La fission nucléaire est l’une des principales sources de production d’électricité dans le monde. Bien qu’utilisée quotidiennement, elle reste en partie mal comprise de par la complexité des phénomènes mis en jeu. Afin de parvenir à une meilleure compréhension de ce processus, de nouvelles données nucléaires, plus précises, sont nécessaires. Celles-ci permettront également l’amélioration des modèles prédictifs utilisés par les codes de simulation des applications nucléaires (réacteurs conventionnels et de nouvelle génération, applications de non-prolifération, etc.). Certaines données, comme la section efficace de fission ou encore le nombre moyen de neutrons émis (ν), sont connus avec une très bonne précision. En revanche, d’autres observables clés, telles que le spectre en énergie des neutrons prompts de fission (PFNS (1)), sont bien moins connues. Ces derniers figurent sur la liste de requête prioritaire de l’AIEA (Agence Internationale de l’Énergie Atomique) [1] et font l’objet d’un programme international de recherche, mis en place en 2009 [2]. Ce travail de thèse s’inscrit dans le cadre de cette dynamique internationale visant à améliorer les données sur les spectres de neutrons de fission.
Peu de données relatives aux mesures de PFNS sont actuellement disponibles. Celles ci sont généralement précises mais peuvent, dans certains cas, présenter des divergences significatives.

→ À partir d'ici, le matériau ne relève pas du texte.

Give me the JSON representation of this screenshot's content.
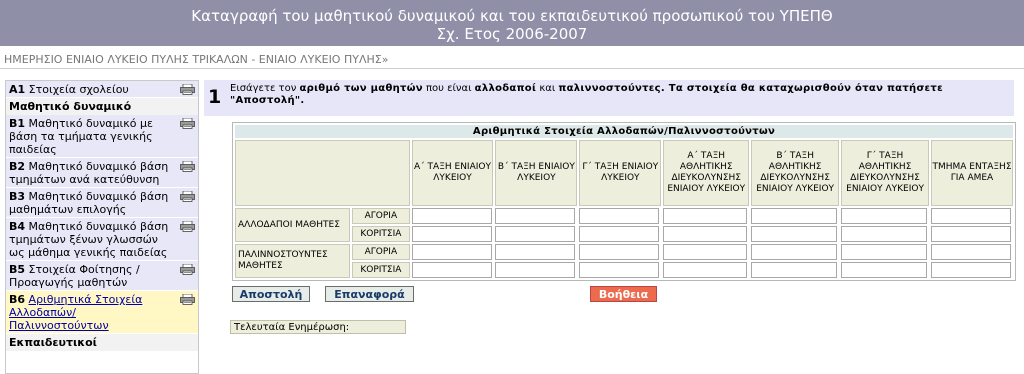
{
  "header": {
    "title_line1": "Καταγραφή του μαθητικού δυναμικού και του εκπαιδευτικού προσωπικού του ΥΠΕΠΘ",
    "title_line2": "Σχ. Ετος 2006-2007"
  },
  "breadcrumb": "ΗΜΕΡΗΣΙΟ ΕΝΙΑΙΟ ΛΥΚΕΙΟ ΠΥΛΗΣ ΤΡΙΚΑΛΩΝ - ΕΝΙΑΙΟ ΛΥΚΕΙΟ ΠΥΛΗΣ»",
  "sidebar": {
    "items": [
      {
        "num": "A1",
        "label": "Στοιχεία σχολείου"
      },
      {
        "section": "Μαθητικό δυναμικό"
      },
      {
        "num": "B1",
        "label": "Μαθητικό δυναμικό με βάση τα τμήματα γενικής παιδείας"
      },
      {
        "num": "B2",
        "label": "Μαθητικό δυναμικό βάση τμημάτων ανά κατεύθυνση"
      },
      {
        "num": "B3",
        "label": "Μαθητικό δυναμικό βάση μαθημάτων επιλογής"
      },
      {
        "num": "B4",
        "label": "Μαθητικό δυναμικό βάση τμημάτων ξένων γλωσσών ως μάθημα γενικής παιδείας"
      },
      {
        "num": "B5",
        "label": "Στοιχεία Φοίτησης / Προαγωγής μαθητών"
      },
      {
        "num": "B6",
        "label": "Αριθμητικά Στοιχεία Αλλοδαπών/ Παλιννοστούντων"
      },
      {
        "section": "Εκπαιδευτικοί"
      }
    ]
  },
  "instructions": {
    "step": "1",
    "text_1": "Εισάγετε τον ",
    "bold_1": "αριθμό των μαθητών",
    "text_2": " που είναι ",
    "bold_2": "αλλοδαποί",
    "text_3": " και ",
    "bold_3": "παλιννοστούντες. Τα στοιχεία θα καταχωρισθούν όταν πατήσετε \"Αποστολή\"."
  },
  "table": {
    "caption": "Αριθμητικά Στοιχεία Αλλοδαπών/Παλιννοστούντων",
    "columns": [
      "Α΄ ΤΑΞΗ ΕΝΙΑΙΟΥ ΛΥΚΕΙΟΥ",
      "Β΄ ΤΑΞΗ ΕΝΙΑΙΟΥ ΛΥΚΕΙΟΥ",
      "Γ΄ ΤΑΞΗ ΕΝΙΑΙΟΥ ΛΥΚΕΙΟΥ",
      "Α΄ ΤΑΞΗ ΑΘΛΗΤΙΚΗΣ ΔΙΕΥΚΟΛΥΝΣΗΣ ΕΝΙΑΙΟΥ ΛΥΚΕΙΟΥ",
      "Β΄ ΤΑΞΗ ΑΘΛΗΤΙΚΗΣ ΔΙΕΥΚΟΛΥΝΣΗΣ ΕΝΙΑΙΟΥ ΛΥΚΕΙΟΥ",
      "Γ΄ ΤΑΞΗ ΑΘΛΗΤΙΚΗΣ ΔΙΕΥΚΟΛΥΝΣΗΣ ΕΝΙΑΙΟΥ ΛΥΚΕΙΟΥ",
      "ΤΜΗΜΑ ΕΝΤΑΞΗΣ ΓΙΑ ΑΜΕΑ"
    ],
    "groups": [
      {
        "label": "ΑΛΛΟΔΑΠΟΙ ΜΑΘΗΤΕΣ",
        "rows": [
          "ΑΓΟΡΙΑ",
          "ΚΟΡΙΤΣΙΑ"
        ]
      },
      {
        "label": "ΠΑΛΙΝΝΟΣΤΟΥΝΤΕΣ ΜΑΘΗΤΕΣ",
        "rows": [
          "ΑΓΟΡΙΑ",
          "ΚΟΡΙΤΣΙΑ"
        ]
      }
    ]
  },
  "buttons": {
    "send": "Αποστολή",
    "reset": "Επαναφορά",
    "help": "Βοήθεια"
  },
  "last_update_label": "Τελευταία Ενημέρωση:",
  "colors": {
    "header_bg": "#8f8fa8",
    "sidebar_item_bg": "#e7e7f8",
    "active_item_bg": "#fff7c4",
    "help_button_bg": "#ec6a4e"
  }
}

Des désaccords entre les données expérimentales et les librairies peuvent être observés dans les domaines d’énergies du spectre des neutrons prompts inférieur à 1 MeV et supérieur à 8 MeV . Ces caractéristiques se retrouvent sur un certain nombre d’actinides tels l’235U, l’238U, le 239Pu ou encore le 237Np.
Ces désaccords entre les données et, a fortiori, entre les librairies sont d’autant plus problématiques que l’énergie des neutrons prompts est l’un des facteurs essentiels pour assurer la précision des calculs de criticité servant à la modélisation des cœurs de réacteurs nucléaires actuels, mais aussi de ceux des concepts innovants de la nouvelle génération. Selon le jeu de valeurs choisi, des variations du paramètre de criticité (kef f ) de l’ordre de 300 pcm (3) sont observées (notamment sur les combustibles de type MOX (4)) [2].
Pour ces diverses raisons, l’AIEA recommande dans un rapport de 2009 [2] une évaluation précise des PFNS pour des énergies neutrons incidentes allant du thermique (25 meV) jusqu’à plusieurs centaines de MeV. La priorité est bien sûr donnée à l’235,238U, au 239Pu, mais aussi à l’233U, au 232Th ainsi qu’à certains actinides mineurs comme le 237Np ou encore l’241Am. Ces travaux ont vocation à permettre une meilleure compréhension du phénomène de fission et à améliorer la précision des bases de données nucléaires.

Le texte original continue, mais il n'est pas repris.